Simon Crean says, you know, he has got some image problems but so have you.

And he is admitting his own but claiming you have them as well. Do you think

there is a bit each way?


Look Simon, Simon Crean can talk about himself. I am very happy for him to

do so. But I would not regard Simon Crean as an authority on me. He has got

his own problems. He can deal with them. I won’t advise him on how to do that.

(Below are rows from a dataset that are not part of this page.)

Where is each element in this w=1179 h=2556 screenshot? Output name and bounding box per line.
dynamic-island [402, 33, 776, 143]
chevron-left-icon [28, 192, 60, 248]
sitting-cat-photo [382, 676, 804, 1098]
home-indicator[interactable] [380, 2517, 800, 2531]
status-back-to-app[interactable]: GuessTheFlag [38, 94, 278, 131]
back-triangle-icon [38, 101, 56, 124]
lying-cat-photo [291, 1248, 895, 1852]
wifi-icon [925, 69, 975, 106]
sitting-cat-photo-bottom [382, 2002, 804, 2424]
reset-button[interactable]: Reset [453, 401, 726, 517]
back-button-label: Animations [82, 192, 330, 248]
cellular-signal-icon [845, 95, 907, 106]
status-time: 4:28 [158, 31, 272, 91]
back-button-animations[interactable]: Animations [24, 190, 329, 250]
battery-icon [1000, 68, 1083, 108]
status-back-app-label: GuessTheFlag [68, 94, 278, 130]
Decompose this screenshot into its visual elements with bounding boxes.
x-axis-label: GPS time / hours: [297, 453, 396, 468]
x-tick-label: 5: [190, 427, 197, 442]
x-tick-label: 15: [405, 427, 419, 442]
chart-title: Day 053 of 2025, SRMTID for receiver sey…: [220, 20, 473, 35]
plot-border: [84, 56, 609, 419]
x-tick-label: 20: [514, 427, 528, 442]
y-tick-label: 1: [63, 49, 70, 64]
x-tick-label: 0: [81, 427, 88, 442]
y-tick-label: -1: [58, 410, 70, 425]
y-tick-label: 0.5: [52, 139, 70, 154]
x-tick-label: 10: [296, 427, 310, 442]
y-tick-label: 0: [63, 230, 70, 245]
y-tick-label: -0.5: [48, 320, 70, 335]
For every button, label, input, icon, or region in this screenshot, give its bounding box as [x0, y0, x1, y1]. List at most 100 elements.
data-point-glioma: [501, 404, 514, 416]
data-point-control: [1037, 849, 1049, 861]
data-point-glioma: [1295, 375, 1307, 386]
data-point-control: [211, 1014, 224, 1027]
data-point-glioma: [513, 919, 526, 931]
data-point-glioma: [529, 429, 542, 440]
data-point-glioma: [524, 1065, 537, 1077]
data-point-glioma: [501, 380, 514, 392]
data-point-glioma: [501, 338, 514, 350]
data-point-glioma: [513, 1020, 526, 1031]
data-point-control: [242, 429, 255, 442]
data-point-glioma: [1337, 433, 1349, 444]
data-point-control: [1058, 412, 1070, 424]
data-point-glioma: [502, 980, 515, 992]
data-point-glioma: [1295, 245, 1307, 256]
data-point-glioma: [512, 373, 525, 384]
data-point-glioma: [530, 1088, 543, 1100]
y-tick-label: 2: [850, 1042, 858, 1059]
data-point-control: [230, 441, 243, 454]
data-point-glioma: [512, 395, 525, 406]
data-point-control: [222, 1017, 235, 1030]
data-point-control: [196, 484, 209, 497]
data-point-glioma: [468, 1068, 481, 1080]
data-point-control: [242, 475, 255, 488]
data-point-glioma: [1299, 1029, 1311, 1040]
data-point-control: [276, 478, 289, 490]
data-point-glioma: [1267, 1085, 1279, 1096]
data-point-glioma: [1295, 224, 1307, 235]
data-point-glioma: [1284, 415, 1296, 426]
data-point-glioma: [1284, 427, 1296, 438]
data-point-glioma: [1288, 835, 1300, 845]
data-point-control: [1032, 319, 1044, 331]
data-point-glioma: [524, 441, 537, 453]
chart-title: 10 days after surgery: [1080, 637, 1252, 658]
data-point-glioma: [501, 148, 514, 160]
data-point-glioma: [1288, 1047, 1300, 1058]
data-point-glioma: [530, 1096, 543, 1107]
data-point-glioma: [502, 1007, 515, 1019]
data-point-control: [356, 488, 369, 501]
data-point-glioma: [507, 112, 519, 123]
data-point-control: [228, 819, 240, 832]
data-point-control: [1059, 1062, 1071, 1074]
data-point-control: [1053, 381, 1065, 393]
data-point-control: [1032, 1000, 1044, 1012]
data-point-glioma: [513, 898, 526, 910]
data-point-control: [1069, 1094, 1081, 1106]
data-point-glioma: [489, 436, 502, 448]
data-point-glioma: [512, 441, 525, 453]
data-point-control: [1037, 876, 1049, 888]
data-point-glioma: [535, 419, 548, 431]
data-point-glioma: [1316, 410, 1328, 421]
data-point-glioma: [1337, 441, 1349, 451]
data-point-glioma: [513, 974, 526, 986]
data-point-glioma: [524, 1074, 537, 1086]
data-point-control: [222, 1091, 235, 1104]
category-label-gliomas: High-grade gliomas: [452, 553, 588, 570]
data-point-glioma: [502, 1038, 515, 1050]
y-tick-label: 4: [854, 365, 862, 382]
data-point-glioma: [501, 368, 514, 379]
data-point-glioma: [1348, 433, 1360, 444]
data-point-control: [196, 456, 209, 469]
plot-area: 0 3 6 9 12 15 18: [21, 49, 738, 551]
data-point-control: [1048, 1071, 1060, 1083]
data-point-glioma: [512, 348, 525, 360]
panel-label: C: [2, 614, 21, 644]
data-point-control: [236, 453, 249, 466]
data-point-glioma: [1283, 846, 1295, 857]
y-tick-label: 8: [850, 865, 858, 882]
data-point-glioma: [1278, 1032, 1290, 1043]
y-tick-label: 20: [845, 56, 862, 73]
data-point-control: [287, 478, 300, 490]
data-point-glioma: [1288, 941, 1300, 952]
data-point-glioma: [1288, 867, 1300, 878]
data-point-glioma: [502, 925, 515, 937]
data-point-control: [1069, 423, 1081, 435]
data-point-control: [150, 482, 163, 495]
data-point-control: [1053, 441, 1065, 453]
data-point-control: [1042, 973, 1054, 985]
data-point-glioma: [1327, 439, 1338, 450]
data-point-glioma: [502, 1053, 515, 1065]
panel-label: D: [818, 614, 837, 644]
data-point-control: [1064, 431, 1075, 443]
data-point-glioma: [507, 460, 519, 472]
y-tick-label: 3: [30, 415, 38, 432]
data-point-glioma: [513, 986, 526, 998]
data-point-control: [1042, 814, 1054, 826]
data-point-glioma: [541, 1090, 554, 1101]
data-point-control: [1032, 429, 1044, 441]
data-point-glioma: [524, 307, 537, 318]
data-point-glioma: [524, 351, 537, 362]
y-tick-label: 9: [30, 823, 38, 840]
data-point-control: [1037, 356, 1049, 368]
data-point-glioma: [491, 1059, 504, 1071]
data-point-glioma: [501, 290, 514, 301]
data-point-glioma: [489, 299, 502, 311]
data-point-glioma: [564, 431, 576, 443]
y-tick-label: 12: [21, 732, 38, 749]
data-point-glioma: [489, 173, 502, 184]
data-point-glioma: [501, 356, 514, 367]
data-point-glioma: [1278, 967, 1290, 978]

(inaudible) is there an argument to revisiting the issue of the zonal tax allowances



The thing about zonal tax allowances is that the boundaries were drawn a long

time ago. And whenever you draw lines on a map you have got to put somebody

on one side of the line in and somebody on one side of the line out. And whenever

you redraw these lines, some people win and some people lose. And that is good

if you happen to be a person that wins, bad if you happen to be a person that

loses. I have never yet known a person who lost an allowance who was happy about

doing it. And so yes, in an ideal world, you would draw these lines in a much

clearer and plainer world but we don’t live in such an ideal world. And I think

you would get arguments either way. Now we are prepared to take submissions

in relation to this. But the zonal allowances are not large sums. The much more

important thing frankly as to how you help people from a tax point of view in

rural and regional Australia is to reduce income taxes, to reduce capital gains

taxes as we have, very substantially, particularly for people that are on farms,

and to put in place cuts in fuel taxes which we also did by cutting the excise

on long distance transport in relation to diesel. And now when you combine the

outcome of all of those tax changes, they outweigh the zonal allowance by very

significant sums. And I would actually prefer to be working on the overall tax

system, reducing it for people in rural and regional Australia, than the question

of the allowances which is a smaller issue. I am not saying that we are indifferent

to it, but it is a smaller issue than the overall structure of the tax system.

Let me put it this way, you have got a high income tax rate that people are

paying and low allowance, you are not better off than having a low income tax

rate. It doesn’t make you better off. The important thing is to try and deal

with the overall income tax, capital gains tax, diesel excise. Thanks.